II The Issuer made the notice of the intention to merge public by current report No. 43/2017 dated 30.11.2017.
Attachments:
28.12.2017
Management Board position
The Management Board of ATLANTIS S.A. with its registered office in Płock, with reference to current reports No. 42/2017, 43/2017 and 47/2017 of the Company, hereby makes public its position regarding the planned merger by way of acquisition by ATLANTIS S.A. of ATLANTIS1 Polska Akciová společnost, in accordance with the provisions of Article 2(1) in conjunction with Article 17(2)(a_) and 18 of Council Regulation _EC_ No. 2157/2001 of 8 October 2001 on the Statute for a European company _SE_ of 8 October 2001. _J.Urz.EU.L No.294, p.1_.
The merger will involve:
1. the Acquiring Company – ATLANTIS SPÓŁKA AKCYJNA with its registered office in Płock at 18C Padlewskiego Street, Poland, entered into the Register of Entrepreneurs of the National Court Register kept by the District Court for the Capital City of Warsaw in Warsaw, XIV Business Department under KRS No. 0000033281, NIP 5220000743, REGON 012246565, being a public company _Further: the Acquiring Company_.

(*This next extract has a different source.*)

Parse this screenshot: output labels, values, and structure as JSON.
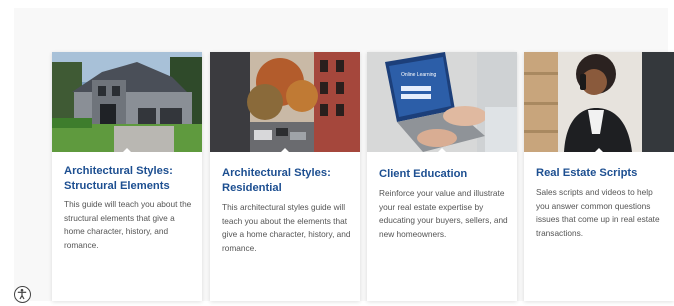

The Acquired Company – ATLANTIS1 Polska Akciová společnost with its registered seat in Ostrava address: Poděbradova 2738/16, Moravská Ostrava, 702 00 Ostrava, Czech Republic entered in the Commercial Register kept by the District Court in Ostrava, Section B under No. 10982, Identification No. 06503624 _Further: Target Company_.
Under the conditions set out in the Merger Plan dated 30.11.2017 made available to the public free of charge on the websites of the merging companies respectively at the addresses ATLANTIS S.A. – http://www.atlantis-sa.pl and ATLANTIS1 Polska Akciová společnost – http://atlantise.eu and also in the current report ATLANTIS S.A. ESPI No. 42/ 2017 on 30.11.2017. The Merger Documents are also available for inspection at the Company’s registered office at 18C Padlewskiego Street in Plock, Monday to Friday from 10.00 am to 4.00 pm
The Management Board of the Company positively evaluates the planned merger. The Issuer reiterates that the purpose of the merger between the Issuer and the Merged Company is for the Issuer to obtain the status and legal form of a European Company. In the opinion of the Management Board of the Company, the adoption, by way of merger, of the legal form of a European Company will enable the Issuer to more easily access the markets of all EU countries and will ensure appropriate recognition throughout the EU among potential customers and contractors, which will significantly broaden the potential market on which the Issuer will be able to operate. Furthermore, the Issuer’s Management Board notes that one of the advantages of the European Company status is a significant increase of the entity’s mobility within the EU countries. The Issuer’s Management Board predicts that obtaining the legal form of a European Company will contribute to further development of the Company in the long-term perspective.